What the startup was able to also tap into was a way to formulate and deliver their new invention — a DNA binding domain liganded to an epigenetic regulator protein — with existing methods. Through connections to their Flagship kin who have broken ground in mRNA and lipid nanoparticle (LNP) technologies, Karande says even GMP manufacturing wouldn’t be a problem.
 
In Karande’s telling, it is the combination of the new biology and the “exquisite control” they can achieve with an “elegantly simple” approach that enticed yet unnamed investors to join Flagship for the long haul in a $85 million financing round.
 
“$85 million is better in our hands than in the hands of many other modalities,” he says.
 
With five programs lined up in cancer, inflammation, autoimmune, metabolic and rare genetic diseases, the company expects to start its first clinical trial in 2021. The Cambridge, MA-based team of 45 will likely grow to somewhere between 50 and 60 before then.
 
Because the drug substance they are directing to specific, insulated sites is essentially naturally occurring and easily-degraded proteins used by the human body to tune genes up or down, Karande expects few hurdles on the safety front.
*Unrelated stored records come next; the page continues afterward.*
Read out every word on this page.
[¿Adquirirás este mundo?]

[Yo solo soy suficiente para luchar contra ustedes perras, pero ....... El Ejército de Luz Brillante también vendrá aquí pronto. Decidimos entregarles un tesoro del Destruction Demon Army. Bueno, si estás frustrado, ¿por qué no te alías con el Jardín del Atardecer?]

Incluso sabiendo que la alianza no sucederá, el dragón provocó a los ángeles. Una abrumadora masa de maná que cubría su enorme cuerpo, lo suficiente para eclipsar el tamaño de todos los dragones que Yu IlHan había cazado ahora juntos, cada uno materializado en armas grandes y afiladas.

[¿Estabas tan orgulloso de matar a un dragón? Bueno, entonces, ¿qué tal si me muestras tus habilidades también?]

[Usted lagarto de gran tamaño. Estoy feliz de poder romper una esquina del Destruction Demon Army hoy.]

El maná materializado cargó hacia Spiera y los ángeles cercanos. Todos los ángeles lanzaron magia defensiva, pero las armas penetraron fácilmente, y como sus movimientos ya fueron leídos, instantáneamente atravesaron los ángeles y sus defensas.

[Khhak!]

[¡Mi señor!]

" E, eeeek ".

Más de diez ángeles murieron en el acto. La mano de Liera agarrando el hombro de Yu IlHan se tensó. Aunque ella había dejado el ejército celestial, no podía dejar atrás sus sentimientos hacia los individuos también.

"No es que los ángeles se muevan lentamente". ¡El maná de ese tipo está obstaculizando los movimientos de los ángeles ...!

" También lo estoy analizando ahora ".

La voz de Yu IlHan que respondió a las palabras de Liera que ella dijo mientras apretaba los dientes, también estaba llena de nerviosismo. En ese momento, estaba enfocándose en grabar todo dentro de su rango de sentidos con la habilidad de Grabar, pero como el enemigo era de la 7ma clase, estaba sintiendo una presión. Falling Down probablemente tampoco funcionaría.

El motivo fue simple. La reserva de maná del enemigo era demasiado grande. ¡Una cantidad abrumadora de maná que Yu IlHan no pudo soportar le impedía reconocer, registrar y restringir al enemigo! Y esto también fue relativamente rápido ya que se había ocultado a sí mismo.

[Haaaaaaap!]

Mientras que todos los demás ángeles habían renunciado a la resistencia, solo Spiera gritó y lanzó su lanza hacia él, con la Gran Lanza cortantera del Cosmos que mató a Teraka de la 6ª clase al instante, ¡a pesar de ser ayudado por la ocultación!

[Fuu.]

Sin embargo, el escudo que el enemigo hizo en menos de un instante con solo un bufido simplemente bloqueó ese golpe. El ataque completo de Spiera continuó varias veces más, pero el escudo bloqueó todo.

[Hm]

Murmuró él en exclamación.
Leveraging mRNA and LNP as delivery vehicles also lends itself to modular design, a key draw for the software analogy-inclined crowd.
 
“Even over the last year, year and a half, our cycle time in terms of concept to initial testing to really development-ready composition has shortened dramatically and really will support a very steady cadence of programs toward the clinic,” McCauley says.